Search code examples
pythonpython-2.7performancerangeoverhead

`in range` construction in python 2 --- working too slow


I wanted to check if a given x lies in the interval [0,a-1]. As a lazy coder I wrote

x in range(a)

and (because that piece of code was in 4.5 nested loops) quickly run into performance issues. I tested it and indeed, it turns out runtime of n in range(n) lies in O(n), give or take. I actually thought my code would be optimized to x >= 0 and x < a but it seems this is not the case. Even if I fix the range(a) in advance the time doesn't become constant (though it improves a lot) - see side notes.

So, my question is:

Should I use x >= 0 and x < a and never write x in range(a) ever again? Is there an even better way of writing it?


Side notes:

  1. I tried searching SO for range, python-2.7, performance tags put together, found nothing (same with python-2.x).
  2. If I try following:

    i = range(a)
    ...
    x in i
    

    so that the range is fixed and I only measure runtime of x in i, I still get runtime in O(x) (assuming a is large enough).

  3. runtime of n in xrange(n) lies in O(n) as well.
  4. I found this post, which asks similar question for python 3. I decided to test same stuff on python 3 and it rolled through tests like it's nothing.

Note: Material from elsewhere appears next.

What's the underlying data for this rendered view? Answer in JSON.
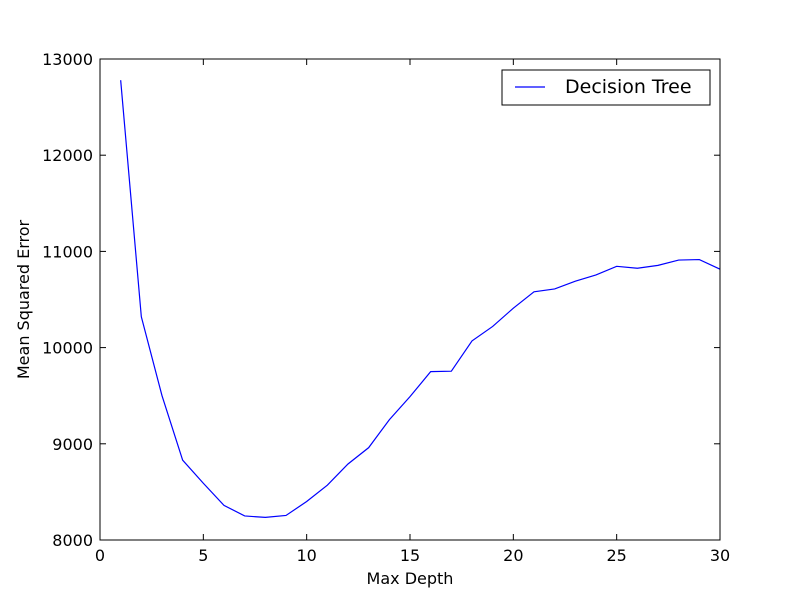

I got sad for python 2.

Solution

  • The problem with range in Python 2 is that it creates a list of values, so x in range(a) will create a list and linearly scan that list. xrange should be a generator, but it is not much faster; probably still just linearly scans the values, just without creating the entire list first.

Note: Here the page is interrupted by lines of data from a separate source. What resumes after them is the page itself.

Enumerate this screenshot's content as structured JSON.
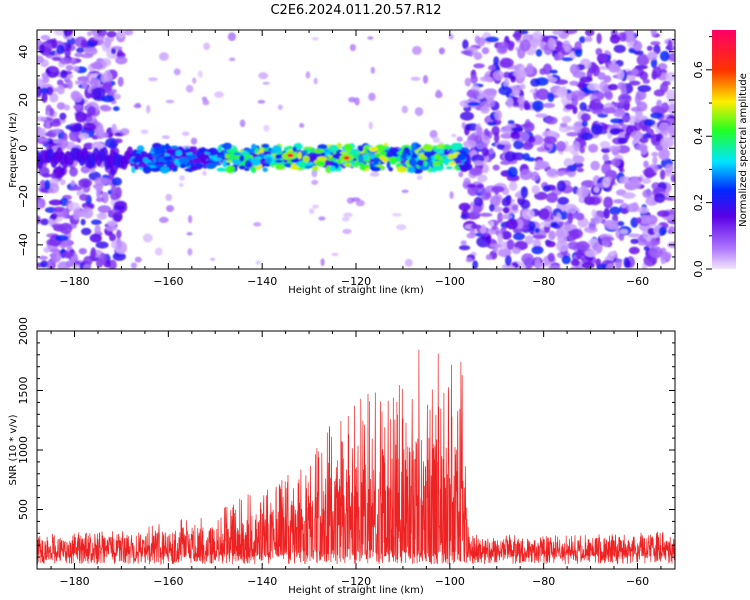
{
  "figure": {
    "title": "C2E6.2024.011.20.57.R12"
  },
  "colors": {
    "snr_line": "#ee2222",
    "axis": "#000000",
    "background": "#ffffff"
  },
  "chart_data": [
    {
      "type": "heatmap",
      "title": "",
      "xlabel": "Height of straight line (km)",
      "ylabel": "Frequency (Hz)",
      "xlim": [
        -188,
        -52
      ],
      "ylim": [
        -50,
        49
      ],
      "xticks": [
        -180,
        -160,
        -140,
        -120,
        -100,
        -80,
        -60
      ],
      "yticks": [
        -40,
        -20,
        0,
        20,
        40
      ],
      "colorbar": {
        "label": "Normalized spectral amplitude",
        "range": [
          0,
          0.72
        ],
        "ticks": [
          0.0,
          0.2,
          0.4,
          0.6
        ],
        "colormap": "rainbow (violet→blue→cyan→green→yellow→red→magenta)"
      },
      "features": {
        "echo_band_center_hz": -4,
        "echo_band_halfwidth_hz": 5,
        "echo_band_x_range": [
          -188,
          -96
        ],
        "peak_points": [
          {
            "x": -134,
            "y": -3,
            "value": 0.68
          },
          {
            "x": -122,
            "y": -4,
            "value": 0.65
          }
        ],
        "noise_region_left_x": [
          -188,
          -170
        ],
        "noise_region_right_x": [
          -97,
          -52
        ],
        "sparse_region_x": [
          -170,
          -97
        ]
      }
    },
    {
      "type": "line",
      "title": "",
      "xlabel": "Height of straight line (km)",
      "ylabel": "SNR (10 * v/v)",
      "xlim": [
        -188,
        -52
      ],
      "ylim": [
        0,
        2000
      ],
      "xticks": [
        -180,
        -160,
        -140,
        -120,
        -100,
        -80,
        -60
      ],
      "yticks": [
        500,
        1000,
        1500,
        2000
      ],
      "series": [
        {
          "envelope": [
            {
              "x": -188,
              "y": 300
            },
            {
              "x": -170,
              "y": 320
            },
            {
              "x": -160,
              "y": 400
            },
            {
              "x": -150,
              "y": 480
            },
            {
              "x": -145,
              "y": 600
            },
            {
              "x": -140,
              "y": 720
            },
            {
              "x": -130,
              "y": 900
            },
            {
              "x": -125,
              "y": 1250
            },
            {
              "x": -120,
              "y": 1500
            },
            {
              "x": -115,
              "y": 1500
            },
            {
              "x": -110,
              "y": 1650
            },
            {
              "x": -105,
              "y": 1980
            },
            {
              "x": -100,
              "y": 1700
            },
            {
              "x": -97,
              "y": 1900
            },
            {
              "x": -96,
              "y": 300
            },
            {
              "x": -80,
              "y": 280
            },
            {
              "x": -52,
              "y": 320
            }
          ]
        }
      ]
    }
  ]
}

    In [2]: %timeit 5*10**5 in range(10**6 + 1)  # Python 2
    10 loops, best of 3: 18.1 ms per loop
    
    In [3]: %timeit 5*10**5 in xrange(10**6 + 1) # Python 2
    100 loops, best of 3: 6.21 ms per loop
    

    In Python 3, range is much smarter, not only not creating the entire list, but also providing a fast implementation of the contains check.

    In [1]: %timeit 5*10**5 in range(10**6 + 1)  # Python 3
    1000000 loops, best of 3: 324 ns per loop
    

    Even faster and IMHO more readable: Using comparison chaining:

    In [2]: %timeit 0 <= 5*10**5 < 10**6 + 1     # Python 2 or 3
    10000000 loops, best of 3: 46.6 ns per loop
    

    Should I use x >= 0 and x < a and never write x in range(a) ever again? Is there an even better way of writing it?

    "No", "it depends", and "yes". You should not use x >= 0 and x < a because 0 <= x < a is shorter and easier to parse (for puny humans), and is interpreted as (0 <= x) and (x < a). And you should not use in range in Python 2, but in Python 3, you can use it if you like.

    Still, I'd prefer comparison chaining, since a <= x < b is much more explicit about bounds than x in range(a, b) (what if x == b?), which could prevent many off-by-one errors or +1 padding the range.

    Also, note that 0 <= x < a is not strictly the same as x in range(0, a), as a range will only ever contain integer values, i.e. 1.5 in range(0, 5) is False, whereas 0 <= 1.5 < 5 is True, which may of may not what you want. Also, using range you can use steps other than 1, e.g. 5 in range(4, 10, 2) is False, but the same can also be implemented using pure math, e.g. as (4 <= x < 10) and (x - 4 % 2 == 0).